> visit japan > fucking love it > go back home > depressed as fuck > acquire new goal in life: > move to japan, become useless NEET, spend all day secretly taking pictures of japanese schoolgirls and masturbate to them
How do I achieve my dream, Sup Forums ?
Julian Peterson
you went to japan? how do you get out of the basement?? Can't leave more than 30ft
Michael Myers
Option 1: Win a lottery Option 2: Find some dumbass that will fund your life
Nathan Jenkins
I have a shit job that drains my soul but somehow pays well.
I have a penis, so no one will sponsor me.
Luke Richardson
lose the dick, become a chick
Lincoln Collins
Japan is suffering massive rural depopulation. This is what you do!
> start ringing businesses in rural Japan run by old people > introduce yourself, say you want to work for cheap > once someone is interested, ask them to support a work visa for you > travel over to Japan and work in the countryside > find a rural house - they are usually free or really cheap > live off the land, save money > on weekends take the train to nearest city to take your pics > enjoy life
Might even find some rural girls who want to experiment/shack up. It's not an easy life, but fulfilling and will cure your depression.
Isaac Scott
>Make kickstarter >Name it something like "Japan experience documentary" >Make up some bullshit about making a documentary on some cultural shit in Japan, or anything else you can think off, get creative >Receive money >Live off said money while not doing anything You wouldn't be the first to do something like that, just level up your speech skill, and random people will pay for your shenanigans no problemo.
Adam Roberts
Hey, that's not a bad idea.

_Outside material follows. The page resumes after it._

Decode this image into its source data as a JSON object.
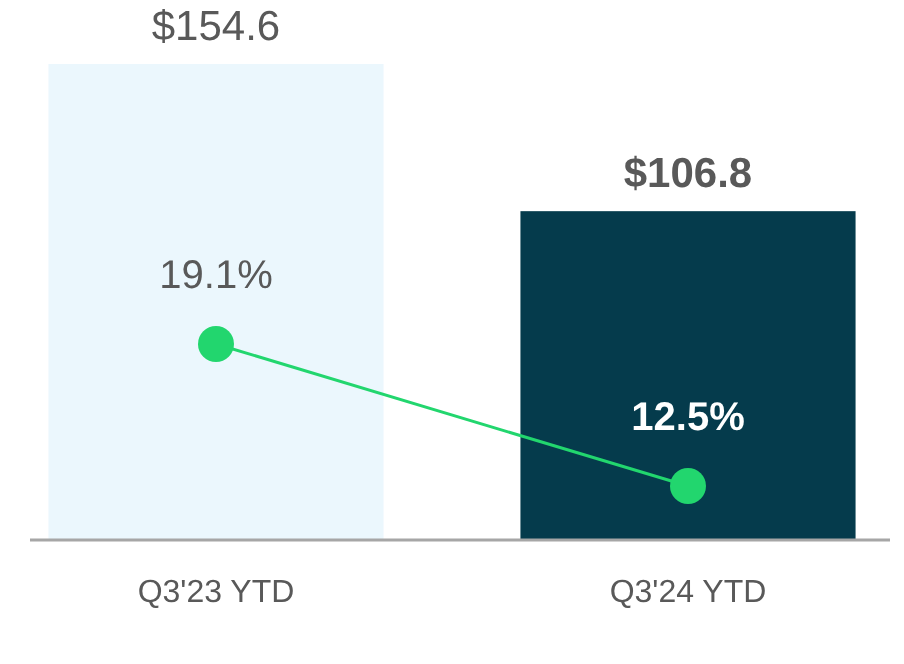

Just gotta learn Japanese first. Are the dialects in the country very different from standard Japanese?
I'm autistically retarded and dumb as a mule, so my charisma and speech level is unfortunately extremely low.
Kevin Thompson
You don't seem to understand buzzwords, being autistic can work as a marketing strategy "Help user with autism achieve his dream!"
Asher Long
never, Japan is a very xenophobic society and will only allow foreigners to become residents if they make some actual material contribution to the country.
If you plan is to be a NEET shitter they will smugly deny you and mock you on your way home.
BTW the native nipnops who act the NEET here are considered the dregs of society and are treated even worse than they are in the states.
Dylan Hall
You don't even need Japanese. Keep ringing until you find someone with a passable level of English.
Some older Japanese people love to host English speakers so they can practice.
Jack Nelson
Bleach your hair op japan chicks love bllnde haired dudes also get a scooter to get around. you will be knee deep in pussy your welcome
Benjamin Lewis
This idea is growing on me. Yet I think I would feel bad for going all Anita Sarkesian on people.
This is what worries me, too. I would either have to get some job where I could pretend I'm useful to society, or get by on my savings.
I don't even know basic Japanese at this point, so I have my work cut out for me. I'll be surprised if there are old people who know basic English there, I visited many shops in central Tokyo where they hardly understood English at all.
Benjamin Barnes
If I bleached my hair I'd just look like a boy band reject.
Dominic White
If I learned japanese id definitely move to japan when im 25 or something
Jeremiah Nelson
The jobs there are shit, though. You're expected to come early and stay late, often without proper pay.
James Johnson
Modify your face to look Japanese live illegally apply for a job with the yakuza Work your way up and enjoy happy creep fun times?
Henry Moore
AND you're supposed to smile and greet everyone everytime
Kevin Green
That the look that will get you laid dude stop being your self because it's not working and be someone else
Adam Kelly
>I'm never going to do any of this, but thanks for the circle jerk
Cooper Wright
The Yakuza would probably have no need for a retarded western dingues, I'm afraid.
Yeah, and bend over backwards to make sure the customer has their dicks shined. Fuck that.
John Lee
Genuinely good advice, but I don't know how to be someone cooler than me.
Oh, don't get me wrong, I really want to. I'm just scared, so I focus on the problems first.